El caso es que cuando comprobaban una vez más que nada saldría de su boca, recomenzaban el ataque y el sitio de sus defensas intelectuales con una conversación constantemente referida al tema de su trabajo, su oficina y su jefe, su relación con el gran mundo de las finanzas y el trasiego de tremendos secretos políticos. Y en ese momento es que comenzaban a hacer suposiciones en voz alta, como anzuelos que le lanzaban al sonriente hombre que era mi padre.
“Claro, es que a determinados niveles... En determinados ambientes....”

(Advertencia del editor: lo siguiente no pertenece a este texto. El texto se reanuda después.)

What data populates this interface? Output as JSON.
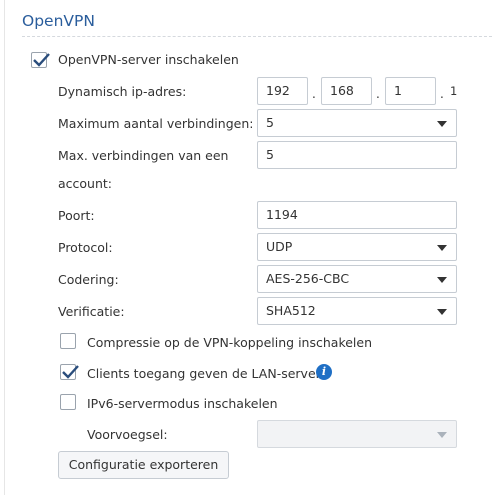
{
  "title": "OpenVPN",
  "enable_server": {
    "label": "OpenVPN-server inschakelen",
    "checked": true
  },
  "dynamic_ip": {
    "label": "Dynamisch ip-adres:",
    "octet1": "192",
    "octet2": "168",
    "octet3": "1",
    "octet4": "1",
    "separator": "."
  },
  "max_connections": {
    "label": "Maximum aantal verbindingen:",
    "value": "5"
  },
  "max_per_account": {
    "label_line1": "Max. verbindingen van een",
    "label_line2": "account:",
    "value": "5"
  },
  "port": {
    "label": "Poort:",
    "value": "1194"
  },
  "protocol": {
    "label": "Protocol:",
    "value": "UDP"
  },
  "encryption": {
    "label": "Codering:",
    "value": "AES-256-CBC"
  },
  "verification": {
    "label": "Verificatie:",
    "value": "SHA512"
  },
  "compression": {
    "label": "Compressie op de VPN-koppeling inschakelen",
    "checked": false
  },
  "lan_access": {
    "label": "Clients toegang geven de LAN-server",
    "checked": true
  },
  "ipv6": {
    "label": "IPv6-servermodus inschakelen",
    "checked": false
  },
  "prefix": {
    "label": "Voorvoegsel:",
    "value": ""
  },
  "export_button": "Configuratie exporteren",
  "info_glyph": "i",
  "colors": {
    "title": "#2a5d9c",
    "info": "#1f6fc5"
  }
}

Y así durante mucho, mucho rato. Hasta que al fin, como papá nada decía, ellos empezaban a intentar una explicación humana, barrial y serena de la situación de “aquellos grandes hombres llenos de secretos que hacen la historia” y decían cosas como “es lógico, después de todo el Koñaliris ese no deja de ser un tipo como tu o como yo, un tipo sencillo, y lo que hizo en realidad no es tan difícil, después de todo el colocó su capital así y asa y luego...”
Y así se pasaban horas, jugando a las cartas, sus esposas se reían de ellos hablando de quién sabe qué, porque a mí y al resto de mis primos nos echaban a todos y nos obligaban a jugar, mientras ellos, cada vez más borrachos, hacían conjeturas sobre cómo hizo el dinero este y aquel y sobre lo fácil que es lo que hizo tal y cual para forrarse como se forró; algo que ellos, cómodos, nunca hicieron ni harían en el futuro porque ya les iba bien como estaban y no se iban a romper los cuernos pensando nuevas posibilidades y la crema de sambayón además, hum y la pastelera, bueno, además, Esther, hum.